O presente texto busca refletir sobre soluções para grave quadro de violência e cultura de ódio que temos em nosso país, a partir da leitura de um caso, infelizmente, muito triste que foi a morte do jovem congolês Moïse Kabamgabe, morto por diversas agressões sofridas na noite do dia 24 de janeiro de 2022, num quiosque do Ponto 8, Tijuca, Cidade e Estado do Rio de Janeiro. O linchamento e morte do congolês não é um caso isolado. Moïse é parte de uma triste estatística de violações aos Direitos Humanos (DDHH) e negação da cidadania e dignidade da pessoa humana de pessoas que vivem em situação de vulnerabilidade social, como é o caso de um grande número de imigrantes e refugiados que temos no Brasil, que vêm para cá, na esperança de dias melhores. Vale dizer que a situação dos refugiados e migrantes é uma questão para os DDHH no mundo inteiro.

O objetivo deste artigo é chamar a atenção para o combate as causas de violências e violações aos DDHH, como a que ocorreu no dia 24 de janeiro, que estão crescente cultura de violência que cresce em nossa sociedade e é tolerada, muitas vezes, pelo Estado e a sociedade. Além das cenas do espancamento, chocou a opinião pública, a forma como se comporta diversas pessoas que passaram no momento da agressão e não esboçaram nenhuma violência ou indignação com a situação. Sabemos que não é fácil agir nessas horas, mas o cidadão tem que ter canais confiáveis para acionar as autoridades e instituições nesses momento, em que pessoas são agridem uma pessoa de forma desproporcional, injusta e covarde.

Como justificativa podemos continuar a dizer: vidas negras importam, é preciso continuar denunciando casos como esse, pensar alternativas para a solução do problema e propor políticas públicas e ações afirmativas que visem a superação desses problemas, pois, não basta ter leis que garantam direitos aos cidadãos, precisamos de políticas públicas e ações afirmativas que tornem isso uma realidade. Se a cultura do ódio e o preconceito está presente em nossa sociedade, precisamos, no mínimo, de uma política de educação em direitos humanos, cultura da paz, e não violência que comece a plantar as sementes de uma nova sociedade que busque o diálogo e o respeito como formas de solução dos conflitos, sem descambar para a violência.
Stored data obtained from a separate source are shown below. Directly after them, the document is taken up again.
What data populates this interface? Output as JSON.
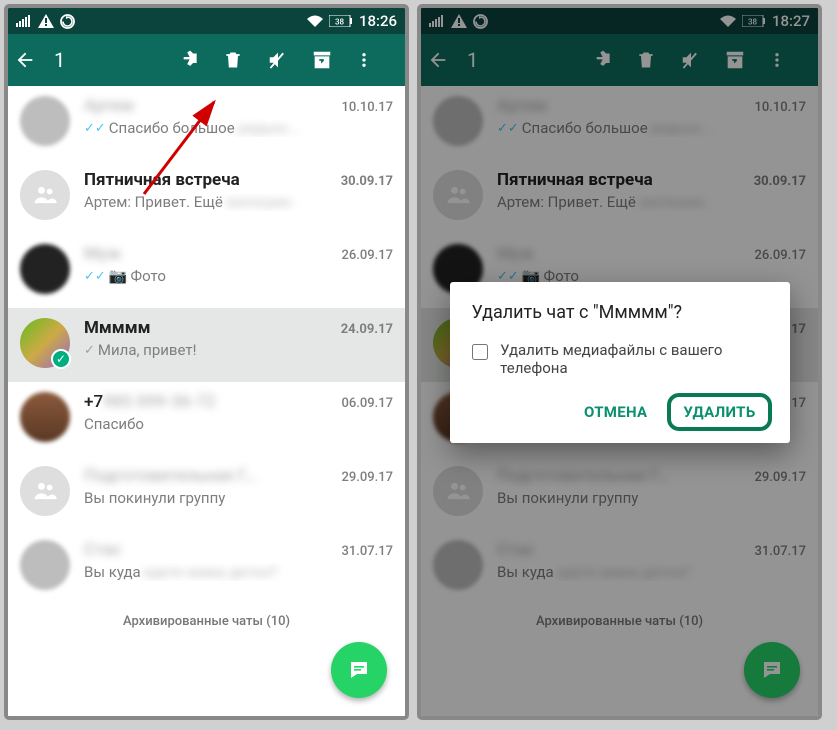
{
  "status": {
    "time_left": "18:26",
    "time_right": "18:27",
    "battery": "38"
  },
  "toolbar": {
    "selected_count": "1"
  },
  "chats": [
    {
      "name": "Артем",
      "name_blur": true,
      "date": "10.10.17",
      "msg_prefix": "✓✓",
      "msg": "Спасибо большое ",
      "msg_blur_tail": "редько...",
      "avatar": "blurred grey",
      "read": true
    },
    {
      "name": "Пятничная встреча",
      "name_bold": true,
      "date": "30.09.17",
      "msg": "Артем: Привет. Ещё ",
      "msg_blur_tail": "хеллоуин.",
      "avatar": "group"
    },
    {
      "name": "Муж",
      "name_blur": true,
      "date": "26.09.17",
      "msg_prefix": "✓✓",
      "msg_icon": "📷",
      "msg": " Фото",
      "avatar": "dark blurred",
      "read": true
    },
    {
      "name": "Ммммм",
      "name_bold": true,
      "date": "24.09.17",
      "msg_prefix": "✓",
      "msg": " Мила, привет!",
      "avatar": "colored",
      "selected": true
    },
    {
      "name": "+7 ",
      "name_blur_tail": "985 099-36-72",
      "date": "06.09.17",
      "msg": "Спасибо",
      "avatar": "brown blurred"
    },
    {
      "name": "Подготовительная Г…",
      "name_blur": true,
      "date": "29.09.17",
      "msg": "Вы покинули группу",
      "avatar": "group"
    },
    {
      "name": "Стас",
      "name_blur": true,
      "date": "31.07.17",
      "msg": "Вы куда ",
      "msg_blur_tail": "едете мама детки?",
      "avatar": "grey blurred"
    }
  ],
  "archived": "Архивированные чаты (10)",
  "dialog": {
    "title": "Удалить чат с \"Ммммм\"?",
    "checkbox_label": "Удалить медиафайлы с вашего телефона",
    "cancel": "ОТМЕНА",
    "confirm": "УДАЛИТЬ"
  }
}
Nunca é demais dizer que: "...A educação é a arma mais poderosa que temos para transformar o mundo"! (MANDELA, 2018)

Quando Nelson Mandela (Madiba) nos disse isso, sintetizou um caminho que está em vários diplomas legais nacionais, de que a educação é a ferramenta para construção de uma cultura cidadão, democrática e promotora da dignidade humana em nosso país. Esse caminho está pavimentado no Programa Nacional de Direitos Humanos - PNDH, em suas três versões, (BRASIL, 2009), no Plano Nacional de Educação em Direitos Humanos - PNEDH (BRASIL, 2006) e nas Diretrizes Nacionais para a Educação em Direitos Humanos (BRASIL,2012), e em outros documentos, tendo em vista, que o Plano Nacional de Educação - PNE (BRASIL) tem como objeto a educação como um DDHH, já os outros planos citados, tratam a educação como uma ferramenta para construção de novos direitos e de uma cultura cidadã, democrática e e respeito à dignidade humana, como prevê nossa Constituição Federal de 1988, em seu artigo 1º (BRASIL, 1988).
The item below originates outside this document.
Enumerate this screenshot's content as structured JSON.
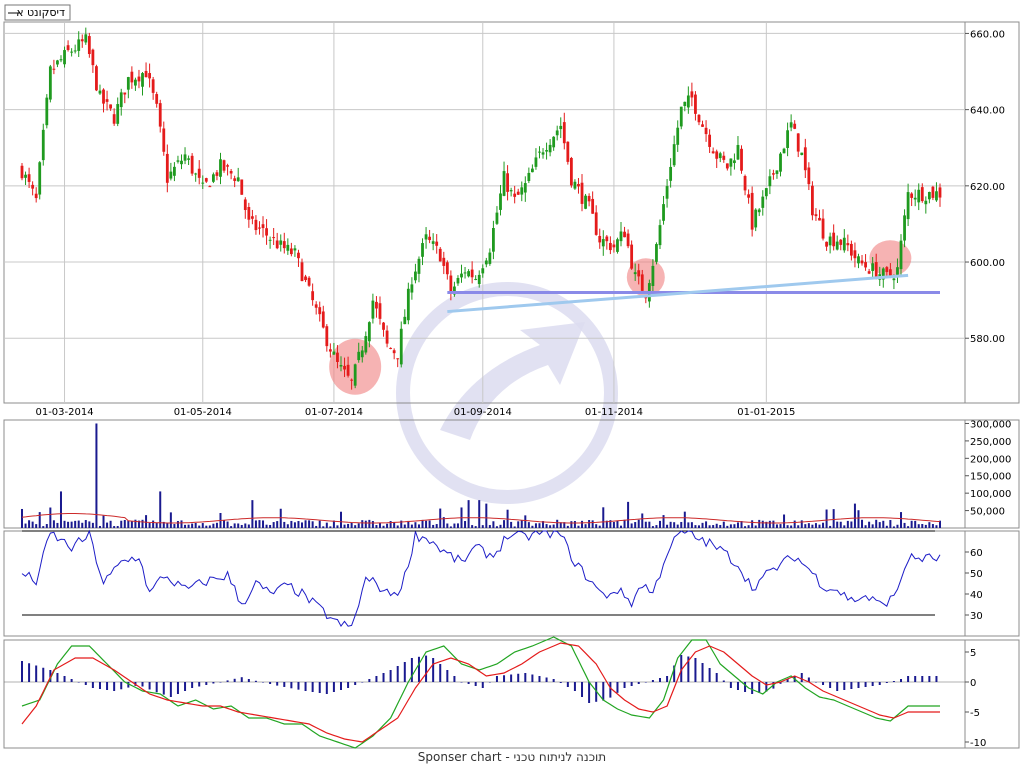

Como resultado desta análise propomos a Justiça Restaurativa com mecanismo para mediar conflitos que envolvem DDHH, como é o caso do Moïse Kabamgabe, na perspectiva de restaurar o equilibro quebrado com a violação a esses direitos. A justiça restaurativa está no equilibro das ações judiciais e extrajudiciais, como políticas públicas e ações afirmativas, na contenção da violência, seja ela, física, simbólica ou residual, como acontece em alguns casos. A certeza temos que, se não forem realizadas ações sociais e políticas públicas, as instituições de repressão aos crimes não vão dar conta do imenso problema social, já que a atuação seria nas consequências e não nas causas da violência.
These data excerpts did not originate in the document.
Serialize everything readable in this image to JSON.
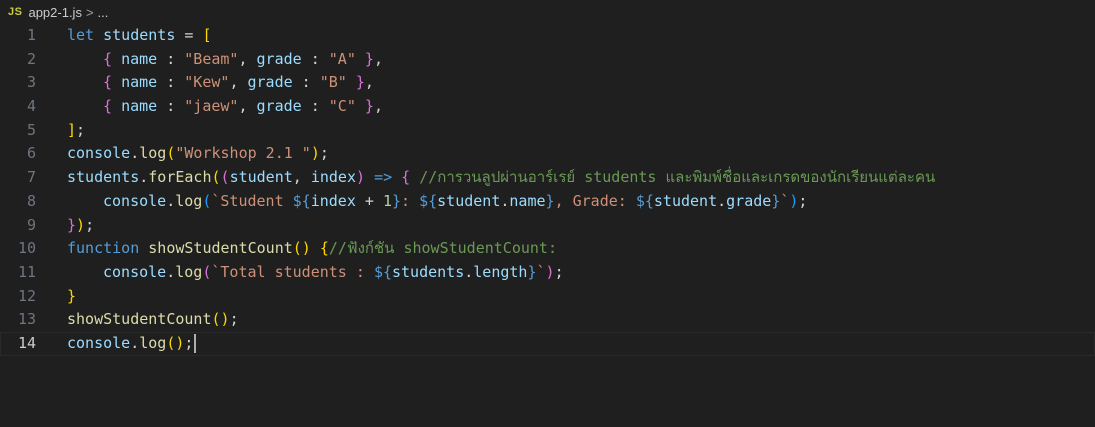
{
  "breadcrumb": {
    "lang_badge": "JS",
    "file": "app2-1.js",
    "separator": ">",
    "more": "..."
  },
  "editor": {
    "active_line": 14,
    "line_numbers": [
      "1",
      "2",
      "3",
      "4",
      "5",
      "6",
      "7",
      "8",
      "9",
      "10",
      "11",
      "12",
      "13",
      "14"
    ],
    "students": [
      {
        "name": "\"Beam\"",
        "grade": "\"A\""
      },
      {
        "name": "\"Kew\"",
        "grade": "\"B\""
      },
      {
        "name": "\"jaew\"",
        "grade": "\"C\""
      }
    ],
    "workshop_string": "\"Workshop 2.1 \"",
    "comment_foreach": "//การวนลูปผ่านอาร์เรย์ students และพิมพ์ชื่อและเกรดของนักเรียนแต่ละคน",
    "comment_function": "//ฟังก์ชัน showStudentCount:",
    "template_student_prefix": "`Student ",
    "template_total_prefix": "`Total students : ",
    "grade_label": ", Grade: ",
    "colon_space": ": "
  }
}
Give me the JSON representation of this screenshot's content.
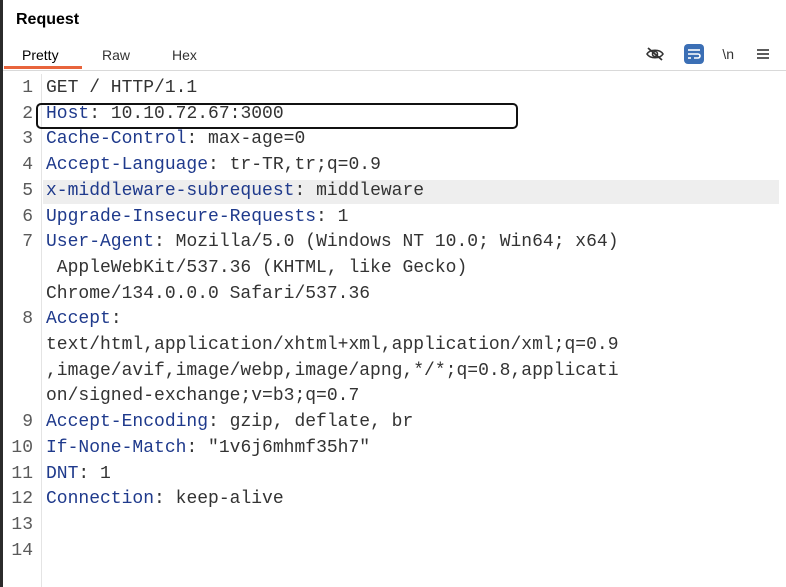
{
  "panel": {
    "title": "Request",
    "tabs": [
      {
        "label": "Pretty",
        "active": true
      },
      {
        "label": "Raw",
        "active": false
      },
      {
        "label": "Hex",
        "active": false
      }
    ],
    "toolbar": {
      "icons": [
        "eye-off-icon",
        "wrap-icon",
        "newline-toggle",
        "menu-icon"
      ],
      "newline_label": "\\n",
      "accent": "#e8643c",
      "wrap_bg": "#3b6fb5"
    }
  },
  "editor": {
    "highlighted_line": 5,
    "lines": [
      {
        "n": "1",
        "header": "",
        "sep": "",
        "value": "GET / HTTP/1.1"
      },
      {
        "n": "2",
        "header": "Host",
        "sep": ": ",
        "value": "10.10.72.67:3000"
      },
      {
        "n": "3",
        "header": "Cache-Control",
        "sep": ": ",
        "value": "max-age=0"
      },
      {
        "n": "4",
        "header": "Accept-Language",
        "sep": ": ",
        "value": "tr-TR,tr;q=0.9"
      },
      {
        "n": "5",
        "header": "x-middleware-subrequest",
        "sep": ": ",
        "value": "middleware"
      },
      {
        "n": "6",
        "header": "Upgrade-Insecure-Requests",
        "sep": ": ",
        "value": "1"
      },
      {
        "n": "7",
        "header": "User-Agent",
        "sep": ": ",
        "value": "Mozilla/5.0 (Windows NT 10.0; Win64; x64)"
      },
      {
        "n": "",
        "header": "",
        "sep": "",
        "value": " AppleWebKit/537.36 (KHTML, like Gecko)"
      },
      {
        "n": "",
        "header": "",
        "sep": "",
        "value": "Chrome/134.0.0.0 Safari/537.36"
      },
      {
        "n": "8",
        "header": "Accept",
        "sep": ":",
        "value": ""
      },
      {
        "n": "",
        "header": "",
        "sep": "",
        "value": "text/html,application/xhtml+xml,application/xml;q=0.9"
      },
      {
        "n": "",
        "header": "",
        "sep": "",
        "value": ",image/avif,image/webp,image/apng,*/*;q=0.8,applicati"
      },
      {
        "n": "",
        "header": "",
        "sep": "",
        "value": "on/signed-exchange;v=b3;q=0.7"
      },
      {
        "n": "9",
        "header": "Accept-Encoding",
        "sep": ": ",
        "value": "gzip, deflate, br"
      },
      {
        "n": "10",
        "header": "If-None-Match",
        "sep": ": ",
        "value": "\"1v6j6mhmf35h7\""
      },
      {
        "n": "11",
        "header": "DNT",
        "sep": ": ",
        "value": "1"
      },
      {
        "n": "12",
        "header": "Connection",
        "sep": ": ",
        "value": "keep-alive"
      },
      {
        "n": "13",
        "header": "",
        "sep": "",
        "value": ""
      },
      {
        "n": "14",
        "header": "",
        "sep": "",
        "value": ""
      }
    ]
  }
}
Por fim, cabe dizer que no dia 30 de janeiro a Organização das Nações Unidas (ONU) comemora o dia para reflexão sobre a não violência e cultura da paz. Isso revela o paradoxo que os DDHH vivem no século XXI, ao mesmo tempo em que crescem as normas de proteção e promoção dos DDHH os casos de violação aumentam alimentados por uma cultura de ódio. Só nos resta amplificar a difusão desses documentos e da doutrina dos DDHH em toda a sociedade, para que um dia possamos ter uma cultura de respeito à cidadania e dignidade humana.


2. Os fatos

Na noite do dia 24 de janeiro de 2022, o jovem Moïse Kabamgabe foi durante espancado até a morte, por pessoas que estavam no local. O caso chocou a sociedade brasileira e todo mundo, pelo espetáculo de violência e crueldade. Mesmo os agressores tentando socorrer a vítima, quando o mesmo não apresentava sinais vitais - segundo as autoridades policiais - isso não redimi ou anula a violência realizada. Moïse Kabamgabe, cidadão congolês, veio ao Brasil como outros migrantes e refugiados, em busca de dias melhores e condições de sobrevivência. A Embaixada do Congo no Brasil cobra explicações do governo brasileiro e lembrou que existem 04 (quatro) casos de morte do congolês no Brasil (UOL NOTÍCIAS, 2022).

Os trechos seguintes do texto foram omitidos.